Well, I love fishing. So, I figured I still had productive water on the way back to the dock. Jigs go back in, and I keep working my way around the point. I nailed a 3lb calico on the tady rounding the point. Now. before you think "Wow, how easy that was!", I hung up the sniper a couple times on stops. I hung up both jigs a couple times on kelp. I had to dodge lobster floats. I had to re-rig the 30 lb rod with a Penn 500 with an intact handle. I had to avoid the rest of the boaters and their chum-zone areas.
I also stack two rods crossways in oarlocks of a boat less than 9 feet long. So, after I rounded the point, when the 20lb rod bent into a spaghetti noodle, and peeled off a couple runs, I struggled a little to free it from the oarlocks. By that time, whatever had a new sniper for lip jewelry had broken off and gone. I retied an Ahi Deception anchovy that SabaSlayer swears by, and proceeded to get harassed by pencil-pikes as I headed down towards Malaga Cove.
By then I had it down to a science. I just kept motoring while I reeled in the cudas, and left the second rod in its oarlock. I got a couple doubles on the pencils. Hitting Malaga, I turned back to the harbor to see what top speed I could get going downswell.

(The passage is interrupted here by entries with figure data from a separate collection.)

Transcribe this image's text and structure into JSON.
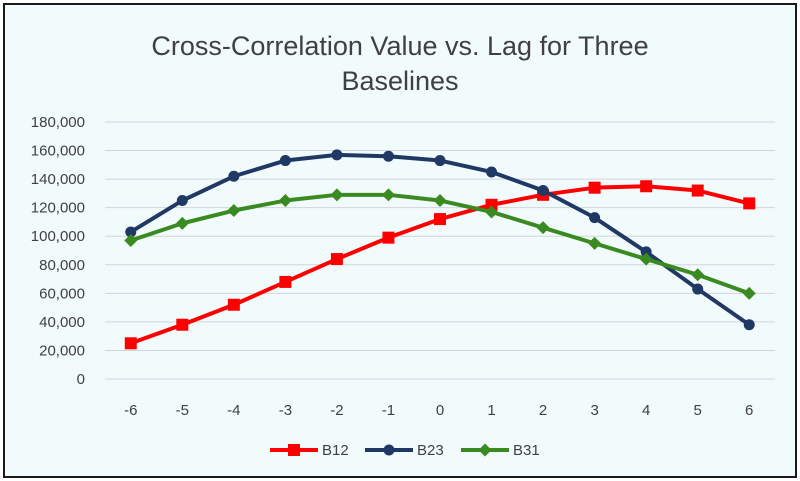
{
  "chart_data": {
    "type": "line",
    "title_lines": [
      "Cross-Correlation Value vs. Lag for Three",
      "Baselines"
    ],
    "xlabel": "",
    "ylabel": "",
    "x": [
      -6,
      -5,
      -4,
      -3,
      -2,
      -1,
      0,
      1,
      2,
      3,
      4,
      5,
      6
    ],
    "x_tick_labels": [
      "-6",
      "-5",
      "-4",
      "-3",
      "-2",
      "-1",
      "0",
      "1",
      "2",
      "3",
      "4",
      "5",
      "6"
    ],
    "ylim": [
      0,
      180000
    ],
    "y_ticks": [
      0,
      20000,
      40000,
      60000,
      80000,
      100000,
      120000,
      140000,
      160000,
      180000
    ],
    "y_tick_labels": [
      "0",
      "20,000",
      "40,000",
      "60,000",
      "80,000",
      "100,000",
      "120,000",
      "140,000",
      "160,000",
      "180,000"
    ],
    "grid": "horizontal",
    "legend_position": "bottom",
    "series": [
      {
        "name": "B12",
        "color": "#ff0000",
        "marker": "square",
        "values": [
          25000,
          38000,
          52000,
          68000,
          84000,
          99000,
          112000,
          122000,
          129000,
          134000,
          135000,
          132000,
          123000
        ]
      },
      {
        "name": "B23",
        "color": "#203864",
        "marker": "circle",
        "values": [
          103000,
          125000,
          142000,
          153000,
          157000,
          156000,
          153000,
          145000,
          132000,
          113000,
          89000,
          63000,
          38000
        ]
      },
      {
        "name": "B31",
        "color": "#3a8a22",
        "marker": "diamond",
        "values": [
          97000,
          109000,
          118000,
          125000,
          129000,
          129000,
          125000,
          117000,
          106000,
          95000,
          84000,
          73000,
          60000
        ]
      }
    ]
  }
}
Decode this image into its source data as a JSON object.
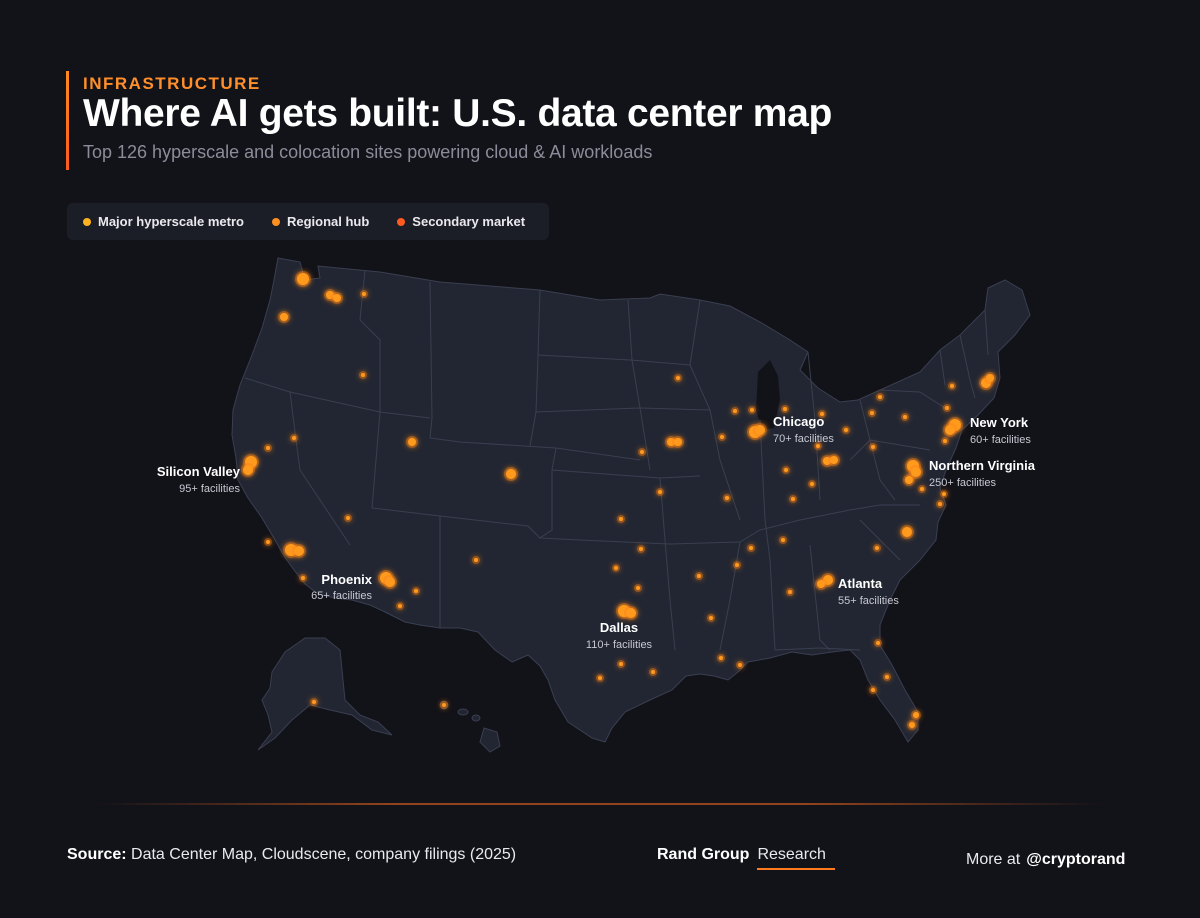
{
  "header": {
    "kicker": "INFRASTRUCTURE",
    "title": "Where AI gets built: U.S. data center map",
    "subtitle": "Top 126 hyperscale and colocation sites powering cloud & AI workloads"
  },
  "legend": {
    "items": [
      {
        "label": "Major hyperscale metro",
        "color": "#ffb21f"
      },
      {
        "label": "Regional hub",
        "color": "#ff8f1f"
      },
      {
        "label": "Secondary market",
        "color": "#ff5a1f"
      }
    ]
  },
  "colors": {
    "land": "#222633",
    "border": "#3a3f50",
    "dot": "#ff9a1f",
    "glow": "#ff7a10"
  },
  "metros": [
    {
      "name": "Silicon Valley",
      "count": "95+ facilities"
    },
    {
      "name": "Phoenix",
      "count": "65+ facilities"
    },
    {
      "name": "Dallas",
      "count": "110+ facilities"
    },
    {
      "name": "Chicago",
      "count": "70+ facilities"
    },
    {
      "name": "Atlanta",
      "count": "55+ facilities"
    },
    {
      "name": "Northern Virginia",
      "count": "250+ facilities"
    },
    {
      "name": "New York",
      "count": "60+ facilities"
    }
  ],
  "footer": {
    "source_label": "Source:",
    "source_text": "Data Center Map, Cloudscene, company filings (2025)",
    "brand_name": "Rand Group",
    "brand_unit": "Research",
    "more_label": "More at",
    "handle": "@cryptorand"
  }
}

Navionics registered a best of 19 MPH for my rig, which is about what I expected. I have yet to refill the tank, but I figure it is about the usual 8 mpg.
As I drove home I called the wife. I told her "put stained shirts on all of our boys, I need help unloading." Only one really dove into the task. Very good quality ceviche soon followed. I feel truly blessed with a tasty fish.